Within two months, I had replicated my income from Olcott International (which wasn’t that extraordinary since the pay scales were Burger King low). My business was not only holding up, but increasing!

The moment had come when I was no longer dependent on Dad for my economic livelihood. Don’t get me wrong — I had tons of great memories of him while growing up: he would never cease being my Dad.  But his role in my life as an erratic boss was unsupportable.  For my sake, I needed him to find someone else for his whipping post.

But was I really ready? I had a short conversation with myself that kind of went like this:

  • First, I reminded myself that I had started a new business only two months previously. I could be experiencing a fluke. Everything could dry up!
  • Well, I rationalized, there is a risk in everything, isn’t there? Even being in a family business…
  • Especially in a family business! I knew this all too well.

That settled it! The opportunity I had been looking for had arrived. It was time to sever my ties with Olcott International.

It wasn’t like I hadn’t done this before. In my story THE LIZARD, I gave notice to Dad that I was leaving to go get an MBA at Columbia Business School back in 1986.

So, ten years later, I asked Dad again for a moment in his office.

He sat back in his executive chair on the top floor. I believe it was the same chair he had had in the Pan Am building so many years before. “Yes?” he said expectantly.  I mentally adjusted my goat-hat.


The chair.

“Dad, you built this business.” True dat. He nodded his head in acknowledgement.

“You know everything about the patent annuity business.” Again, I wasn’t telling him anything he didn’t know already.

“You don’t need me here. You got this covered.” I waved my hand palm down as if I was passing on a deal from the croupier at the blackjack table in the Paradise Island casino.
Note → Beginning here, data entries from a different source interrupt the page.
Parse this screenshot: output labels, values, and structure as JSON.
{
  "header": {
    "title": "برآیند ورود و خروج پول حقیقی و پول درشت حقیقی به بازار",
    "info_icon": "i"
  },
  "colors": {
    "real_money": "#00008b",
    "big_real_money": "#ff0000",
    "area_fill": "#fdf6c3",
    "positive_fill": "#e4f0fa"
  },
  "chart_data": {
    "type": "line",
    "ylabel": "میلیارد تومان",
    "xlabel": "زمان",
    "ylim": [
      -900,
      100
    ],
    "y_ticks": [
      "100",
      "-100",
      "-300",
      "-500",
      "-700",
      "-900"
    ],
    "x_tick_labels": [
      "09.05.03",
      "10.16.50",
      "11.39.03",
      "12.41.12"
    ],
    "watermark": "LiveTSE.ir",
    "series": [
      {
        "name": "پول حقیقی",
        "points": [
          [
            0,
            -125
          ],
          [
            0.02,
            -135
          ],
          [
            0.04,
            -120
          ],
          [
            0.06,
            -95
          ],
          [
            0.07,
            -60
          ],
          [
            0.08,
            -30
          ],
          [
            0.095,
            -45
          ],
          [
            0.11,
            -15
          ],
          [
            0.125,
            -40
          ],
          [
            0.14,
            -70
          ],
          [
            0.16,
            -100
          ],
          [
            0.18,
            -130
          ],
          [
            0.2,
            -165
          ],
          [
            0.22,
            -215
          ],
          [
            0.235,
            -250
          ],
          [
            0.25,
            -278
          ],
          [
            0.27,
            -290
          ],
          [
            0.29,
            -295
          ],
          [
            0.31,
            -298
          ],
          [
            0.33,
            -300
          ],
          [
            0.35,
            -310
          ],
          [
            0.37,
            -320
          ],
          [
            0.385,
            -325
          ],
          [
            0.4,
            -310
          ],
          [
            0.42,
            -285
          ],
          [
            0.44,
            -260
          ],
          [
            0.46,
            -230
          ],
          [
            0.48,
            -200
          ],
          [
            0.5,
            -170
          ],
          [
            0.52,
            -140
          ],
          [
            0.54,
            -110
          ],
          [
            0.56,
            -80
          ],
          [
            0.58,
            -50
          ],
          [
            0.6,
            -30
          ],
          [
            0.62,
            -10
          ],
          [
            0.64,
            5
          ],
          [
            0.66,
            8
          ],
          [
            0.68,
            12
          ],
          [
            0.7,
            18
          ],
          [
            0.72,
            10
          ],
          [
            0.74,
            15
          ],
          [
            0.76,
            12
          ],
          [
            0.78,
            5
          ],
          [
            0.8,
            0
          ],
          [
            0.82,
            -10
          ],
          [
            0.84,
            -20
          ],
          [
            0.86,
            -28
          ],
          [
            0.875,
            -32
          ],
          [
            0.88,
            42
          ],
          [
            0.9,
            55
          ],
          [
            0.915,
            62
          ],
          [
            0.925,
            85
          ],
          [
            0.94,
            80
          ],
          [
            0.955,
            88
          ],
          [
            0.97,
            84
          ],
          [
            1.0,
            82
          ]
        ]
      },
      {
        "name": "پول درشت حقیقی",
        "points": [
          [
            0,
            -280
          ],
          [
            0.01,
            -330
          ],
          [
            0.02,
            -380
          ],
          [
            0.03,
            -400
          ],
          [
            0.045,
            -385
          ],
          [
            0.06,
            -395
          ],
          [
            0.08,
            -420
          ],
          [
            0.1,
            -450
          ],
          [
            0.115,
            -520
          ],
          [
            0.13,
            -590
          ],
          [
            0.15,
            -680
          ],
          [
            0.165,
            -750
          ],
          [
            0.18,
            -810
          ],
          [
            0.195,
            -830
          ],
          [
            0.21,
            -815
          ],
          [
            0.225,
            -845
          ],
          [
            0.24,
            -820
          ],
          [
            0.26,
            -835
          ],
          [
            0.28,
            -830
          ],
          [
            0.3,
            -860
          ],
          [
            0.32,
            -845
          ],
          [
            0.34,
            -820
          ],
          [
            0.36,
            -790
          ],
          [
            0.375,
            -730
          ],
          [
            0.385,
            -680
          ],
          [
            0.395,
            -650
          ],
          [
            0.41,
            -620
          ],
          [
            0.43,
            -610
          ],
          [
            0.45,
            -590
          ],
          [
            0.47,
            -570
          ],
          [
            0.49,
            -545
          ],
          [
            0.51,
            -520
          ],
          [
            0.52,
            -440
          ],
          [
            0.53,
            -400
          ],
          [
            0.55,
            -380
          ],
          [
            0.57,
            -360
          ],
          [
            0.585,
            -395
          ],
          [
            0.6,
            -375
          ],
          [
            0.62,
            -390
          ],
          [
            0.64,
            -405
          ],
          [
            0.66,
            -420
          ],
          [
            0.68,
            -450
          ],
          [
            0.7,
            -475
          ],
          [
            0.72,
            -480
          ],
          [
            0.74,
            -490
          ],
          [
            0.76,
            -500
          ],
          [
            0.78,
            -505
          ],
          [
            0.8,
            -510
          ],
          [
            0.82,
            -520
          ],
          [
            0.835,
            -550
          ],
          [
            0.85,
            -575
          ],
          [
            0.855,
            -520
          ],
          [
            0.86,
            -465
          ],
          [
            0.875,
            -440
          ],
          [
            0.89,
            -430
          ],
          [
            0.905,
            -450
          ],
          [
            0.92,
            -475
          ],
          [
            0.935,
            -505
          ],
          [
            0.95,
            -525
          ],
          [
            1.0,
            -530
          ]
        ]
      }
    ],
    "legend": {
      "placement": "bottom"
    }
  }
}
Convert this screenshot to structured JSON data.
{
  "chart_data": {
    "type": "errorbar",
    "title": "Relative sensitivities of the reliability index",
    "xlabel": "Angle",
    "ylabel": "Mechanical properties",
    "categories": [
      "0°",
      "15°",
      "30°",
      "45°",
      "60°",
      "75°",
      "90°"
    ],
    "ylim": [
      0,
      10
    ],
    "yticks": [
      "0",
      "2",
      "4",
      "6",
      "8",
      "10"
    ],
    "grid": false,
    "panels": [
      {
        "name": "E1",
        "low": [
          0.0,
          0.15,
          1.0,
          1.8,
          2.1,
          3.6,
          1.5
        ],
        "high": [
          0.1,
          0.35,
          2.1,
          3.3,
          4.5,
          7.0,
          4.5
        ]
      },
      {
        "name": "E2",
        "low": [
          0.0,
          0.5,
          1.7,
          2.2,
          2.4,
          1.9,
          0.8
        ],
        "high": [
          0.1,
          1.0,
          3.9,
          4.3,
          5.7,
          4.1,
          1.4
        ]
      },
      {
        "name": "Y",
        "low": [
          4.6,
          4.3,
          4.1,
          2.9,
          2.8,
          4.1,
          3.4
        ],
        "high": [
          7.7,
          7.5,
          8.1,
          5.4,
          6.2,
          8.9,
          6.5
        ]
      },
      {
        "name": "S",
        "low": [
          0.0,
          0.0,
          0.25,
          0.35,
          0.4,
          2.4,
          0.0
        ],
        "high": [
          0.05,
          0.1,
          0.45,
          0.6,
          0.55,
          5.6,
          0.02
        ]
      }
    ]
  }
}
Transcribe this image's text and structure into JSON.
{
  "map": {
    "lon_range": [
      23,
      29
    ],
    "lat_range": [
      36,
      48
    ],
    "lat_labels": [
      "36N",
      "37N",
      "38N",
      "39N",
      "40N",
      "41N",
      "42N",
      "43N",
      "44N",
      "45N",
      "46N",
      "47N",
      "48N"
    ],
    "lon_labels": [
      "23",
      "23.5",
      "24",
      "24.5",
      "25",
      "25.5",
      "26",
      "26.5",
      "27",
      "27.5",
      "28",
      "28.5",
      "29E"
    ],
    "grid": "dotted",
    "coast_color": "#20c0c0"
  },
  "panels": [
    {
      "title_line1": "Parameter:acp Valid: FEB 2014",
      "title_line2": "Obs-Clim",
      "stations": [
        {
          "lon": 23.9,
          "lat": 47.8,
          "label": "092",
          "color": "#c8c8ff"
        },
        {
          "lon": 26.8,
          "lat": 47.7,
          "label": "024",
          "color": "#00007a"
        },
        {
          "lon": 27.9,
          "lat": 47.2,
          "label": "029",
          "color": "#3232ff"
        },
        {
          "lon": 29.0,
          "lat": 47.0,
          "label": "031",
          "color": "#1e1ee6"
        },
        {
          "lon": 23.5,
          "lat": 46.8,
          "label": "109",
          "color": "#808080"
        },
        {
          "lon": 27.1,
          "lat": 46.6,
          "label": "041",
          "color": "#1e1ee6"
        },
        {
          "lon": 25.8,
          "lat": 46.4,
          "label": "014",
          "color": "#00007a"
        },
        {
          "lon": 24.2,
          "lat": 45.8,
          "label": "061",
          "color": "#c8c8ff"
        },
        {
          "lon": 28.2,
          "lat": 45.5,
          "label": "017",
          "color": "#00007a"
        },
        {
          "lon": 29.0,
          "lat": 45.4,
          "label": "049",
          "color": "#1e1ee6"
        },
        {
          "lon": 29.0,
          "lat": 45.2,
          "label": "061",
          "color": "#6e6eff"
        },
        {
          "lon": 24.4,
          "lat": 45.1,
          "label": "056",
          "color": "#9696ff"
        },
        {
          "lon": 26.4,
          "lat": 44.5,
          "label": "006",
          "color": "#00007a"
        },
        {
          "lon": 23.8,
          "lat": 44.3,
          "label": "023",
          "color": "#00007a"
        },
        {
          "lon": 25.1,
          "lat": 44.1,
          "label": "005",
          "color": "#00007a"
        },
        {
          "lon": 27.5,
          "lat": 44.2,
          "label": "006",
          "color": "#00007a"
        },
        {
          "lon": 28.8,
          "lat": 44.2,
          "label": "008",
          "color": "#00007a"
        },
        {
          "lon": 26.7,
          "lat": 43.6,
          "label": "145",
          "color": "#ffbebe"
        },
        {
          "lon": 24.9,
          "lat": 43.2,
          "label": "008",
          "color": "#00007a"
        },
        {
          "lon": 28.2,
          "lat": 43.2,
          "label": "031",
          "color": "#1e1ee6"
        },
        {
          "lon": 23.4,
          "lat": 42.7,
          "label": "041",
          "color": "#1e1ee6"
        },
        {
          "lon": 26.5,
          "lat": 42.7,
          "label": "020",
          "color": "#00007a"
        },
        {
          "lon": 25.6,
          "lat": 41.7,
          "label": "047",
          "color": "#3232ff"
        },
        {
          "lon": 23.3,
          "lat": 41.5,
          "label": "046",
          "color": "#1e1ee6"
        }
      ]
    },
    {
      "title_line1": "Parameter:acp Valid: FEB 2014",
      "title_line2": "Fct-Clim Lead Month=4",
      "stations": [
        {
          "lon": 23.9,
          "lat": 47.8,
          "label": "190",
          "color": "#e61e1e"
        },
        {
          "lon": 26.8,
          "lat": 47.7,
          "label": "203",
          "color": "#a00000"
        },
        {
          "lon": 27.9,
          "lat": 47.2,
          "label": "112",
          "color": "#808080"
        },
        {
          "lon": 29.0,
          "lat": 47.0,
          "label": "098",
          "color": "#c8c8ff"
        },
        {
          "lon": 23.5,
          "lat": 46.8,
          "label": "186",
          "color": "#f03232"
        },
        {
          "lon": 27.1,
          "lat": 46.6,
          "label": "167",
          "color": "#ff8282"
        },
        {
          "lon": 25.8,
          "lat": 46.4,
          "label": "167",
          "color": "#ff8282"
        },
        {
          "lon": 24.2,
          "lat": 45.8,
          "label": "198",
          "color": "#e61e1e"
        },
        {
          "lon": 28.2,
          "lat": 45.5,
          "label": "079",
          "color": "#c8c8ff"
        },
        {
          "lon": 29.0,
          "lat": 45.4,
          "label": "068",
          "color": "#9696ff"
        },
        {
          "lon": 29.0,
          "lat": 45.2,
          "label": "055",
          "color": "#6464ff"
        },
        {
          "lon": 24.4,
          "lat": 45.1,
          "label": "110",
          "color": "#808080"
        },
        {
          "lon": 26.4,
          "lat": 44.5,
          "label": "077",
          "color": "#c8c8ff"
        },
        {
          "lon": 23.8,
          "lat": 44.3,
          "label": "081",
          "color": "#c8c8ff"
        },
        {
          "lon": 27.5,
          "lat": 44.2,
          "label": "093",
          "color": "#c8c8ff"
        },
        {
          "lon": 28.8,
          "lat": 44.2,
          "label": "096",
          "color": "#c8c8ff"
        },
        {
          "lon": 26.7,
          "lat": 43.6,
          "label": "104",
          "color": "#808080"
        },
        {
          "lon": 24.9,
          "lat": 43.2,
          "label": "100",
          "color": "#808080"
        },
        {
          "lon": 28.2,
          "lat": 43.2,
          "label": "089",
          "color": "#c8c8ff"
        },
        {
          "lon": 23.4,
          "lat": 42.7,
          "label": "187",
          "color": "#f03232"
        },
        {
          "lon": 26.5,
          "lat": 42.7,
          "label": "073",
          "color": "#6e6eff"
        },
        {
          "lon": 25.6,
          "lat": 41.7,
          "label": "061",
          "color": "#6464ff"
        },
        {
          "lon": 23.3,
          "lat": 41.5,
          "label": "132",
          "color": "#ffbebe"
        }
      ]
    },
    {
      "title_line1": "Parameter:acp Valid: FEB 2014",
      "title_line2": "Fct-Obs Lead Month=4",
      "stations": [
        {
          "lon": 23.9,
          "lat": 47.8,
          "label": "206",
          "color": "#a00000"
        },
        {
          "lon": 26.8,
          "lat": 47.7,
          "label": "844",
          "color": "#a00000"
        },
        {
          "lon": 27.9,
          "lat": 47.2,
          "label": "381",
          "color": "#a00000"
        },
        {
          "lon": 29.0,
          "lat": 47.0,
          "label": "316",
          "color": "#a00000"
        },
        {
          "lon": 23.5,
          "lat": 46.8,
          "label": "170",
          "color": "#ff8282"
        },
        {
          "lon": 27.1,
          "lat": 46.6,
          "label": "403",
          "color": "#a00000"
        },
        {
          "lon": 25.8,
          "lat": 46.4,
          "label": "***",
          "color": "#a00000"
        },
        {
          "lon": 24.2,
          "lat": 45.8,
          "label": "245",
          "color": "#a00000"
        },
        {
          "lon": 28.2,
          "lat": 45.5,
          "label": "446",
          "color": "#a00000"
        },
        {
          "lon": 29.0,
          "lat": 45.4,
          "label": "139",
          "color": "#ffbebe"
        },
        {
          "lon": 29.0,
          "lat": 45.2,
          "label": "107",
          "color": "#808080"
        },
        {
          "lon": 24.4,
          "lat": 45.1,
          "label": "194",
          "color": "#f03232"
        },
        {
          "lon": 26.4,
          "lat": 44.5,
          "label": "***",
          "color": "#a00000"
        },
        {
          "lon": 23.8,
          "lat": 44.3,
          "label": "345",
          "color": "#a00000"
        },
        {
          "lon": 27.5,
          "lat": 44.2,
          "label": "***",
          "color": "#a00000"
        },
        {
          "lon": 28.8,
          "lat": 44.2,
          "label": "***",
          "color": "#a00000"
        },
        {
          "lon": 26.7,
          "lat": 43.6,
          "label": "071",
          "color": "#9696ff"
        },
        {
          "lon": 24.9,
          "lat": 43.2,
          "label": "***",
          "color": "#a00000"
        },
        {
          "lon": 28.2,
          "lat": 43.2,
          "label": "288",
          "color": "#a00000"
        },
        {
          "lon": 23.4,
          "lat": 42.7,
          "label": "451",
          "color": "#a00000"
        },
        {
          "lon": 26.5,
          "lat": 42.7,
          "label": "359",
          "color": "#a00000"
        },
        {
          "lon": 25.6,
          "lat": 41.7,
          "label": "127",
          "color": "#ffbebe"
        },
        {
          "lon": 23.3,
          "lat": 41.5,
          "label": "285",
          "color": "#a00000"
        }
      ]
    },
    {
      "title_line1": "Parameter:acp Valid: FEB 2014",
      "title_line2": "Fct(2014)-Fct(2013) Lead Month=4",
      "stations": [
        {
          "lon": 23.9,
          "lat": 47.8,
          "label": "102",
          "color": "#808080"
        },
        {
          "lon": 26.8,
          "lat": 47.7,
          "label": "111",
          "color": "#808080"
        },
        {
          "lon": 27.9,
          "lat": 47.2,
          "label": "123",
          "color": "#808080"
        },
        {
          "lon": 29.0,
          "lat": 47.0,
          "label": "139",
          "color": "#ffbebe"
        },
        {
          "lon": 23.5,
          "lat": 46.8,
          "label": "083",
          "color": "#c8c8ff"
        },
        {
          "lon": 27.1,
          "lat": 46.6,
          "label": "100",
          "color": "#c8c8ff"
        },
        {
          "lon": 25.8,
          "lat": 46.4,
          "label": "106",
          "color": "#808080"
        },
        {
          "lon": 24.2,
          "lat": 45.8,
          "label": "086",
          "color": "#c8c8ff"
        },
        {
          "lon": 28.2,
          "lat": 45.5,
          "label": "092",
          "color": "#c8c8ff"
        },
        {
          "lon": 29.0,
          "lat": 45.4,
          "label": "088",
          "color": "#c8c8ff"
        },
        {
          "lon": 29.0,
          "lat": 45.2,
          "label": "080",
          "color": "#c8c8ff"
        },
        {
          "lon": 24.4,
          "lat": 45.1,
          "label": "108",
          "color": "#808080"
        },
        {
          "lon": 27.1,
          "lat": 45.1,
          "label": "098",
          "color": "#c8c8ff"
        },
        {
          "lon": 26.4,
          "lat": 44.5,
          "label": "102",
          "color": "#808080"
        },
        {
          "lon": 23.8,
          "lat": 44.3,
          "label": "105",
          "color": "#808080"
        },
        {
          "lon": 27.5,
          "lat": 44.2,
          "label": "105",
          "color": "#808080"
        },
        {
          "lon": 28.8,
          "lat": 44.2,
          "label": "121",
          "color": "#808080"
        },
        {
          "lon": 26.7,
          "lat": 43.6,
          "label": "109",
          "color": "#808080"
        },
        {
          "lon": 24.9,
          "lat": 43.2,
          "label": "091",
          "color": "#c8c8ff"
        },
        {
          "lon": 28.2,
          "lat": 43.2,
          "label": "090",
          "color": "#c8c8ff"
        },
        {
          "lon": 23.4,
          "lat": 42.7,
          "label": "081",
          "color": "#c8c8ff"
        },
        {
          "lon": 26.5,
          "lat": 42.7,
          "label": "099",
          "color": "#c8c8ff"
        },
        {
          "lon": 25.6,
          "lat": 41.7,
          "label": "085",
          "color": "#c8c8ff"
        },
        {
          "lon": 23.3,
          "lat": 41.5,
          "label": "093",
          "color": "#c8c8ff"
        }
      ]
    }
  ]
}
I told him about my desire to do what he did – start a business. I explained what my business model was and how I found new clients. To my surprise, it was now a serious venture; I could support myself. I assured him that I would be available if and/or when needed.

I think he was proud of me in a certain way. He warmly wished me the best of luck.

Within a week, I walked out the door (and was not even hit by it).

My business flourished as I never went back to work as an employee for my Dad again during his lifetime. Relieved of the spiritual beatings, our relationship improved immeasurably.

And this time he did not replace me by placing a ‘Help Wanted’ ad in The Hudson Dispatch. He was happy to simply have Peggy and Bob take over my marketing activities and pocket the reduced salary expenses.

It was like I had paid him.  My Dad, me, and all goats were fulfilled.  At least for a little while.